Néanmoins, une forte campagne de marketing a contribué à pousser Darkman vers le succès financier, avec le film qui a fait ses débuts au numéro un au box-office dès sa première semaine de sortie (” Je ne pouvais pas croire que nous avions le film numéro un “, a dit Raimi à Campbell) et qui a rapporté 49 millions de dollars dans le monde entier.

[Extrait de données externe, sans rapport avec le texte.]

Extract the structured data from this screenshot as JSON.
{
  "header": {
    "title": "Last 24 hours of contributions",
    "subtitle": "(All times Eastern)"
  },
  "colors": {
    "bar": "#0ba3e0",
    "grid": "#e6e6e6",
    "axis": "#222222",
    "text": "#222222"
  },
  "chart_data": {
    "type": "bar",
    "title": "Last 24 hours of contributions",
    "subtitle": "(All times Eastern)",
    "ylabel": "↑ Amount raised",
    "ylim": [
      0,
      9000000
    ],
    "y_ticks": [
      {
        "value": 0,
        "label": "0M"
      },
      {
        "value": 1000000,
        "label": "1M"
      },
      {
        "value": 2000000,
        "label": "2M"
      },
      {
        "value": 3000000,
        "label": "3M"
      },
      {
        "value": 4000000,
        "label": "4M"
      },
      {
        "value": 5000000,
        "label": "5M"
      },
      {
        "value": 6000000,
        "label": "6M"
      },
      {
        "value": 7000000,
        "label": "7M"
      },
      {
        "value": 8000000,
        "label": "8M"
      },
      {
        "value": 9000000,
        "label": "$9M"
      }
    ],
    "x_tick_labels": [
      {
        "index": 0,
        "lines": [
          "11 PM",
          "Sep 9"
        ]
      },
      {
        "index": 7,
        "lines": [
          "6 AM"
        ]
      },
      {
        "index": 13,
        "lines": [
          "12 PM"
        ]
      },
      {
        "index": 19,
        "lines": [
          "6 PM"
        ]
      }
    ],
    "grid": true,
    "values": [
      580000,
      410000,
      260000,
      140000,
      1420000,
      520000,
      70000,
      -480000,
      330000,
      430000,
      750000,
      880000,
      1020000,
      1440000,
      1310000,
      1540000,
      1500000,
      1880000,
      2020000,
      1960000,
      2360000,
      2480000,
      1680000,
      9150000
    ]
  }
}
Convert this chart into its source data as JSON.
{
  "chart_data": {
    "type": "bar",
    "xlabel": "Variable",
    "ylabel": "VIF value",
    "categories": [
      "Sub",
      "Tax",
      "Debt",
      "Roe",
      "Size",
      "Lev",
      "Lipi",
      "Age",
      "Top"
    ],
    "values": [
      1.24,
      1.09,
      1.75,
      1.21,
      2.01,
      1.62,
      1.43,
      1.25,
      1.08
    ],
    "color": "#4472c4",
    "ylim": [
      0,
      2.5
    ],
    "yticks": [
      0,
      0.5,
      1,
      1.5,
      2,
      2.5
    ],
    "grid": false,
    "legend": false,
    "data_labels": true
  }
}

Il a également renforcé le statut de Raimi en tant que l’un des réalisateurs cultes les plus importants de son temps – bien que le vrai succès lui ait échappé pendant 12 autres années quand, enfin, il a eu la chance de réaliser Spider-Man, qui a rapporté plus de 800 millions de dollars à travers le monde et a poussé les films de super-héros dans le domaine des blockbusters.

Darkman est encore aujourd’hui une explosion subversive, sournoise et divertissante. Certains effets, visuels et techniques cinématographiques ne peuvent pas s’empêcher d’avoir l’air daté de 25 ans plus tard. Et bien que les sensibilités plus folles de Raimi soient agréables, elles ne font pas toujours de bons compagnons de voyage avec les aspects les plus horribles de l’histoire. Mais le film ronronne avec l’énergie joyeuse et chaotique du Raimi primitif qui manque à la dreck turgide comme Oz, le Grand et Puissant, qui joue comme le travail d’un studio anonyme.

“Je suis tout le monde. Je ne suis personne. Partout. Nulle part. Appelez-moi Darkman.” C’est un credo de super-héros comme les autres.